Na época da decisão, madeireiros do Centro das Indústrias do Pará (CIP) parabenizaram o presidente do Ibama, Eduardo Fortunato Bim, com uma “nota de agradecimento”, por ter liberado a exportação de madeira de origem nativa, sem a necessidade de autorização específica. Com o fim das inspeções dos portos, os produtos florestais passaram a ser apenas acompanhados de um documento de origem florestal (DOF). Esse DOF de exportação, que existe desde 2006, serve, na prática, apenas para que a madeira seja levada até o porto, enquanto a instrução normativa previa autorização para a exportação em si.

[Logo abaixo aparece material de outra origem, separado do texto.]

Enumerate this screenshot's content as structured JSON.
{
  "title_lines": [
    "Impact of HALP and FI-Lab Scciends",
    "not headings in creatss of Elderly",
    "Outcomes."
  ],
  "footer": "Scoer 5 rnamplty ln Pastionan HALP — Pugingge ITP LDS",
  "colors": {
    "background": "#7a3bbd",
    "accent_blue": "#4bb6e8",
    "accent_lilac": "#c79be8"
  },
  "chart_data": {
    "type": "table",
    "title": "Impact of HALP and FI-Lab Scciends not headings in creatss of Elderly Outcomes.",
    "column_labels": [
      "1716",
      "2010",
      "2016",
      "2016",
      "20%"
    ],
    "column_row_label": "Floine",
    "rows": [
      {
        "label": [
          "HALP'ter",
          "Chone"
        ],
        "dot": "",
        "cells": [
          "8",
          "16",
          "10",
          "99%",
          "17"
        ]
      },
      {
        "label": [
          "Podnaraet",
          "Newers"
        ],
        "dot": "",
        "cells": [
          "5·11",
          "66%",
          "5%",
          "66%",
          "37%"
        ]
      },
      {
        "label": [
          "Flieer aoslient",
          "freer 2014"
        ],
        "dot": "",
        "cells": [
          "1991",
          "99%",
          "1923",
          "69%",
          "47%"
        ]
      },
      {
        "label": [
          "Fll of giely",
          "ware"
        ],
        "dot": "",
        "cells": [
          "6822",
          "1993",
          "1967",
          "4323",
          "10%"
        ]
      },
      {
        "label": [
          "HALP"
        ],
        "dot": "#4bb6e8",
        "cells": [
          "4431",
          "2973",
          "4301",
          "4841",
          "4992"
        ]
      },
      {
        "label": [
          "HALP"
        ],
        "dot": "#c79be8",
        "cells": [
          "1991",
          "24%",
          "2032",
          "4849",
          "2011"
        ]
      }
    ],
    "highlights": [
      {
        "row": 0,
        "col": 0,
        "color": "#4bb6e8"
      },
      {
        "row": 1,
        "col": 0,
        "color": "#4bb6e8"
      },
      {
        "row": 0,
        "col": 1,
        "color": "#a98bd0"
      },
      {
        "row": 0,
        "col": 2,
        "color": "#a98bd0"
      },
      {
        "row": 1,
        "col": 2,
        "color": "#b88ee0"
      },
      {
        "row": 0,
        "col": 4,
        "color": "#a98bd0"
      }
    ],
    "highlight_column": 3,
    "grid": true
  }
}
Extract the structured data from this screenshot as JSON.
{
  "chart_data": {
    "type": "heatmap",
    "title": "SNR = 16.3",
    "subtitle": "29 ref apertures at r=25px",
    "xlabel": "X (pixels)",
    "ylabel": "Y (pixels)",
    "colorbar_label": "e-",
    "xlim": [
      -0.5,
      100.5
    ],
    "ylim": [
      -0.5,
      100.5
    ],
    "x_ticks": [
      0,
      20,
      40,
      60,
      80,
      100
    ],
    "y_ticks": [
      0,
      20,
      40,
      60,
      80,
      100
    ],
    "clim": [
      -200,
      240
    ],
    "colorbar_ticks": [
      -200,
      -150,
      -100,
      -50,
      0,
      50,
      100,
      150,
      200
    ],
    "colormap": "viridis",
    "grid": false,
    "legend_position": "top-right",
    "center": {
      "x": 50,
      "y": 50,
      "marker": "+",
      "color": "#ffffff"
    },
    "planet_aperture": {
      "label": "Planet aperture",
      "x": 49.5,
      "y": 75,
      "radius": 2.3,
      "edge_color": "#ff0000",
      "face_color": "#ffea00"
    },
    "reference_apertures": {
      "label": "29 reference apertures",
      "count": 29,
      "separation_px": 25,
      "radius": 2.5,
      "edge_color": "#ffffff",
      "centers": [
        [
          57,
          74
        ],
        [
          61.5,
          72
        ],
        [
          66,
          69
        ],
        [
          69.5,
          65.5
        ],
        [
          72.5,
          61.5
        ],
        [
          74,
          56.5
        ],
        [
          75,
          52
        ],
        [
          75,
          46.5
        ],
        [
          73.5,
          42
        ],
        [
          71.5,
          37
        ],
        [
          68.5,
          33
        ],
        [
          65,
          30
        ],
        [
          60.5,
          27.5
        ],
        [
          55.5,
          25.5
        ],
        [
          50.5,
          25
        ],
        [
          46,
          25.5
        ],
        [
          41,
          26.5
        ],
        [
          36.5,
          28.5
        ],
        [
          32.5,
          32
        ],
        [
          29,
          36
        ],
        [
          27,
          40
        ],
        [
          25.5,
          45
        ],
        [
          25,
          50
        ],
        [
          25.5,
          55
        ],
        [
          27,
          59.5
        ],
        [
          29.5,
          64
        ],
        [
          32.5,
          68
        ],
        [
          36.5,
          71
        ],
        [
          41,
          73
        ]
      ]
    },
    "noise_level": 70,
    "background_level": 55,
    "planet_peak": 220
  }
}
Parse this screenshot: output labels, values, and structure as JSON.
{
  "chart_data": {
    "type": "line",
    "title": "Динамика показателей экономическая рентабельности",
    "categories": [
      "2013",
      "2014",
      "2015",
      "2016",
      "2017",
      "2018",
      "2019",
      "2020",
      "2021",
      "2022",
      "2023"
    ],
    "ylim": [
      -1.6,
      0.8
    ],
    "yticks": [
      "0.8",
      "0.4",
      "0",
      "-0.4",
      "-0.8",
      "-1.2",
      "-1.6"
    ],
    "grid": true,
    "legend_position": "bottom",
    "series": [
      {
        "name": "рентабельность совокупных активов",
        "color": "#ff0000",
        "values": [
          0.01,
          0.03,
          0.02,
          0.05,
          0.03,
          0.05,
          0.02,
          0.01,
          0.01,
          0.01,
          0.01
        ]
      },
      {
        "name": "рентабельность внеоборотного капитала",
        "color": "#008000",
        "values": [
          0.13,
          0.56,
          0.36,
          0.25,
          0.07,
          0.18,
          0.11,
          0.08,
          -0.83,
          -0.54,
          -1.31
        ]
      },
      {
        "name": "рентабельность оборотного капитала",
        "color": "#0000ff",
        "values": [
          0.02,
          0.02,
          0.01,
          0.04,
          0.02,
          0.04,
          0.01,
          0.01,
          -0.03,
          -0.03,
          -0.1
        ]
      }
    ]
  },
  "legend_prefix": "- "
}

Na avaliação de Alessandro Azzoni — diretor da Comissão de Direito Ambiental da Ordem dos Advogados do Brasil/SP —, falta comunicação, por parte do Executivo federal, com outros países para tratar da Amazônia, mas o discurso do presidente serviu para garantir a soberania do país. “Acredito que o presidente e o ministro Salles (Ricardo Salles, do Meio Ambiente) acabam inflamando o discurso e não mostram o trabalho que é feito. Mas a lista dos países serviu para dar uma resposta aos países que colocam o dedo na nossa cara e questionam a soberania da Amazônia”, ressaltou.
Para Suely Vaz de Araújo, ex-presidente do Ibama, a mudança recente na fiscalização dos portos pode alimentar a ilegalidade das exportações. Com a ausência de verificação, é impossível fazer estimativas desse mercado clandestino, conforme ressaltou. “Sem essa etapa específica, a fiscalização acaba ficando mais fraca. A partir do momento em que a madeira chega ao porto, pode ter qualquer origem, e todas as fases anteriores podem ter sido adulteradas”, argumentou. “Infelizmente, o Ibama vive, hoje, um desmonte, e a política ambiental está cada vez mais enfraquecida.”
Ação na Justiça
Em junho, o Instituto Socioambiental (ISA), a Associação Brasileira dos Membros do Ministério Público de Meio Ambiente (Abrampa) e o Greenpeace Brasil entraram com uma ação na Justiça de Manaus para pedir a revogação da decisão do Ibama. A Justiça indeferiu a liminar. As ONGs, então, entraram com recurso no Tribunal Regional Federal da 1ª Região e aguardam apreciação.
“Atualmente, não existe nenhuma verificação das informações que são repassadas na hora do embarque dessas madeiras. O que vimos foi um abandona completo das fiscalizações e do trabalho preventivo do Ibama”, afirmou Maurício Guetta, consultor jurídico do ISA.
Porta-voz da campanha de Amazônia do Greenpeace, Rômulo Batista afirmou que, quando o governo tira do Ibama o poder de fiscalizar a exportação, “joga em favor do crime”. “Bolsonaro fala como se jogasse no time que atua contra a exploração de madeira ilegal da Amazônia, quando, na verdade, seu governo atua em prol da facilitação desse tipo de atividade, ao inviabilizar instrumentos de fiscalização desses produtos”, criticou. “Se o governo sabe quem compra, é possível rastrear a cadeia até chegar em quem vende. Além de expor quem compra, o que o presidente precisa fazer é expor e punir quem extrai madeira ilegal da floresta e a vende.”
Em nota, o Ibama negou as acusações de que tenha havido flexibilização dos certificados para exportação de madeiras. O órgão alegou que o ato Normativo nº 15/2011 — que foi revogado — baseava-se na apresentação documental e tinha uma fiscalização física amostral (nem todas as cargas eram vistoriadas) e aleatória.
“O procedimento atual requer a apresentação da mesma documentação de outrora, mas, agora, de forma eletrônica. A fiscalização, que antes era aleatória, agora conta com critérios de inteligência e análise risco (quem vende, quem compra, antecedentes do exportador, espécie da madeira, destino etc), permitindo, assim, um monitoramento em tempo real desde a origem da madeira até o seu destino final, inclusive com fiscalizações in loco”, informou.